Oggi ho partecipato a questo corso di scrittura ottimizzata per i motori di ricerca tenuto da Francesco De Francesco, presso la sede della Mail Boxes Etc a Milano. In aula siamo un trentina scarsa: product manager, customer relationship manager, general manager…quello che non c’entra nulla sono proprio io!!!
Dopo una breve presentazione del signor Cimino, presidente di ADICO (società il cui obiettivo è di creare delle concrete opportunità di lavoro) la parola passa a Francesco De Francesco, il quale subito ci passa dei concetti chiave:
- “un conto è scrivere per pura passione, un conto è scrivere per lavoro!”;
- con questo corso dobbiamo apprendere il concetto di visibilità media, perchè la perfezione è dinamica: oggi le vie che portano alla perfezione posso non portare ad alcun risultato già domani, quindi non dobbiamo “perdere tempo” a cercare di inseguire la visibilità perfetta;
- “non buttare via mai nulla”…come le mode, fra qualche anno può essere che tornino validi gli strumenti utilizzati qualche anno fa…le signore lo sanno bene, non si butta mai via la borsa che questa stagione non è di moda, perchè tra qualche anno tornerà sulla scena!
Quindi è stato introdotto il corso in tutti gli argomenti che verranno trattati:
- Introduzione ai motori di ricerca;
- Cosa si faceva ieri per essere visibli sui motori di ricerca;
- Cosa si deve fare oggi per essere visibili;
- Cosa si dovrà fare in futuro (e il futuro è già domani, non dopodomani…è necessario aggiornarsi sempre e pensare “avanti”).
Poichè si tratta di un corso sulla scrittura, una prima slide illustra quali sono gli obiettivi dello scrivere, perchè scriviamo?
- Per soddisfare un nostro bisogno (ma non è la situazione che verrà trattata nel corso);
- Per comunicare (un evento, un prodotto);
- Per promuovere (attenzione! è ben diverso dal comunicare, perchè con la promozione non si fa altro che cercare di “mettere in testa” al consumatore un prodotto, indipendetemente da quello che si sta scrivendo, per assurdo, si potrebbe scrivere una cosa per promuovere un prodotto utilizzando frasi e parole che non c’entrano nulla con questo).
I motori di ricerca
Va bene scrivere, ma perchè dobbiamo scrivere “bene”? Cioè, perchè dobbiamo creare contenuti che piacciano anche ai motori di ricerca?
Per rispondere a questa domanda bisogna partire da un presupposto: cos’è un motore di ricerca? e in particolare, cos’è Google?
Per rispondere alla prima domanda Francesco ha riportato i risultati di una piccola analisi fatta: gli era stato commissionato di pensare quali potessero essere le eventuali risposte della gente alla domanda “cos’è un motore di ricerca?”, con sua meraviglia, la risposta più frequente è stata: “boh”!; gli addetti ai lavori (e mi metto in mezzo pure io) fanno l’errore di confrontarsi fra di loro, quando invece la maggiorparte della gente non sa dire cosa sia un motore di ricerca, anche perchè potrebbe benissimo utilizzarlo quasi quotidianamente senza sapere che il search box su libero.it (per esempio) è un motore di ricerca!
La risposta alla seconda domanda invece è: Google è un’azienda con i suoi dipendenti e le sue sedi sparse per il mondo, che trova nei contenuti il suo core business, lui si impegna ad offrire i migliori contenuti ai navigatori perchè ne guadagna a livello economico, ma chi gli fornisce tali contenuti?

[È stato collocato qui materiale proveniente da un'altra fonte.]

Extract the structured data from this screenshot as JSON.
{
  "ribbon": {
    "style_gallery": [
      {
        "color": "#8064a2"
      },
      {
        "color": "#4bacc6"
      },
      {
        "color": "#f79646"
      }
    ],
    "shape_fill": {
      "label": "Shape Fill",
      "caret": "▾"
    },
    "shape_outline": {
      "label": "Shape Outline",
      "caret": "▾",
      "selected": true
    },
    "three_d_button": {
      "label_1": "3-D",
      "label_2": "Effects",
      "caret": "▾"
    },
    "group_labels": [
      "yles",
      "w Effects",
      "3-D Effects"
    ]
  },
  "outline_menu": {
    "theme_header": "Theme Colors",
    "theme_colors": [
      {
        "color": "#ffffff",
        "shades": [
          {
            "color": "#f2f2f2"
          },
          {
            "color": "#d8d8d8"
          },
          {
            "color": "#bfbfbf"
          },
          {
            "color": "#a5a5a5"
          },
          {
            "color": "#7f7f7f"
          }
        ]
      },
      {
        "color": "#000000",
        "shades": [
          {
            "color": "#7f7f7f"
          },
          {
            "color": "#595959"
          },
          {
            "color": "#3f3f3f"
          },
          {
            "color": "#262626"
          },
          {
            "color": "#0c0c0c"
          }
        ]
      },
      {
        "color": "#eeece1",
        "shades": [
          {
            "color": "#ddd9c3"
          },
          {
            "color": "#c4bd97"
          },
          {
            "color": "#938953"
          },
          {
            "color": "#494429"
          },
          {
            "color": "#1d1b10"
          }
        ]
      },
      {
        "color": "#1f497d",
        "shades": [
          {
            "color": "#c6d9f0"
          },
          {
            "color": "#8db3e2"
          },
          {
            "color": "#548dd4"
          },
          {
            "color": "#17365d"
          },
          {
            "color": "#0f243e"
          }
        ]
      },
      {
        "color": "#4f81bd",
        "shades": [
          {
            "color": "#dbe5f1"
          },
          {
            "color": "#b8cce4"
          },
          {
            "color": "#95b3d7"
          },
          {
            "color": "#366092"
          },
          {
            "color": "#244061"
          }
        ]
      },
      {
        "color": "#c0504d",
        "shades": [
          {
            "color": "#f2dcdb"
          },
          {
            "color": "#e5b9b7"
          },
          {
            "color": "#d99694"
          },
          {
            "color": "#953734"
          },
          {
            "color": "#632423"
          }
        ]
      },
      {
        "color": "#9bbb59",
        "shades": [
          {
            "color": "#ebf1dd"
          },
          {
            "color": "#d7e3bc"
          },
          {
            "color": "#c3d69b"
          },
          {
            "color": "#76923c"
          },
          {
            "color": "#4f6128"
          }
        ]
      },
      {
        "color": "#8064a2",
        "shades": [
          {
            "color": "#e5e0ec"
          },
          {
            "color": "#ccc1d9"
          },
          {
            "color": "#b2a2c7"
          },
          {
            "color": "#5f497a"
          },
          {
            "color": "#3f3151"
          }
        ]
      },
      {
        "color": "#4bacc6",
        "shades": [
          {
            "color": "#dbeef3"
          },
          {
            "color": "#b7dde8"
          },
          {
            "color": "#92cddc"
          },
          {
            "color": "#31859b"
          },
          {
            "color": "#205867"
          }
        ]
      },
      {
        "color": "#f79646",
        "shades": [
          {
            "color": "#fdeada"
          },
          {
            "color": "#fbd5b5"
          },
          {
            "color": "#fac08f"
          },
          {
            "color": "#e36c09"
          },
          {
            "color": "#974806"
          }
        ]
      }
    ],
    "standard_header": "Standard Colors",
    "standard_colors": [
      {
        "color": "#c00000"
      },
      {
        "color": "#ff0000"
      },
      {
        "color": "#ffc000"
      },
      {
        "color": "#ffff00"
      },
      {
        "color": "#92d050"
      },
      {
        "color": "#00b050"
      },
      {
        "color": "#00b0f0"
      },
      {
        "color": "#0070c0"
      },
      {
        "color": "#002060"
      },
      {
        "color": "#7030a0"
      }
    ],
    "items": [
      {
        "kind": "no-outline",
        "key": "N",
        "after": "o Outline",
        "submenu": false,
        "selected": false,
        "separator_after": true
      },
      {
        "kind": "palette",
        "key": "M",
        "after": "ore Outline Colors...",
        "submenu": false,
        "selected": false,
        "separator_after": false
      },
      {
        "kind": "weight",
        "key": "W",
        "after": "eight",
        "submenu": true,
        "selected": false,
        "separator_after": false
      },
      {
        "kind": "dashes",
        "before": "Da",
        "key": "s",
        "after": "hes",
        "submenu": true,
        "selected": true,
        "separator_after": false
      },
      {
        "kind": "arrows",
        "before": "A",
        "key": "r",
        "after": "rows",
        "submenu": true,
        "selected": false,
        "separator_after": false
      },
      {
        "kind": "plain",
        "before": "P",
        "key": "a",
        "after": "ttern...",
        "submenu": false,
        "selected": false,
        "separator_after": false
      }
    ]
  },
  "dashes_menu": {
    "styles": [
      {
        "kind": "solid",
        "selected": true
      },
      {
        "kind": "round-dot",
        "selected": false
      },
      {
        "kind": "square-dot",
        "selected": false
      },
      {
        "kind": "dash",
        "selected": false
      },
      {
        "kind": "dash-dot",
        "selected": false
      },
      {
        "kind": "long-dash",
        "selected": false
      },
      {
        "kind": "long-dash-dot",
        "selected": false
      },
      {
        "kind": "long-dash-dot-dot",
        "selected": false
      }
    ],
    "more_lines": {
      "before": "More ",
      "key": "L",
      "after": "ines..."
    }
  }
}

Sono proprio gli stessi navigatori; non ci si deve dimenticare mai questa cosa, Google non è un’entià superpartes, dobbiamo radicarlo bene dentro di noi, altrimenti finiamo per subire questa cosa, invece dobbiare realizzare che siamo noi utenti ad avere il coltello dalla parte del manico.
Prima abbiamo accennato al fatto che Google (e non solo lui) guadagna dai nostri contenuti in termini economici, ma come? Con Google Adwords! Ad ogni ricerca Google fa vedere una pagina di risultati dove inserisce anche inserzioni pubblicitarie a tema con la ricerca stessa, c’è pubblicità più mirata di questa? Poi Google stesso dice che solo il 2% di impression viene fatta sugli annunci di Adwords, ma se facciamo il conto di quante ricerche vengono fatte su Google ogni giorno, probabilmente si sta parlando di milioni di euro!
In Italia, un grosso problema è costituito dai siti che contengono materiale pornografico! In tantissimi di questi siti non è inusuale trovare i loghi di grandi brand; questi brand sono talmente forti che nessuno farà mai l’associazione tra quello che loro vendono e quello che è contenuto nel sito in questione. E allora, perchè lo fanno? Perchè questi siti hanno circa 100.000 impression al giorno! Probabilmente, tutti quei maschi che passano il loro tempo in siti del genere, tra qualche mese, andranno a comprare quello stesso prodotto! (questo è un esempio di promozione e mette in chiaro la netta differenza dalla comunicazione…qui non importa se il messaggio del brand arriva o meno, il vero scopo è di imprimersi nella testa del navigatore in questione).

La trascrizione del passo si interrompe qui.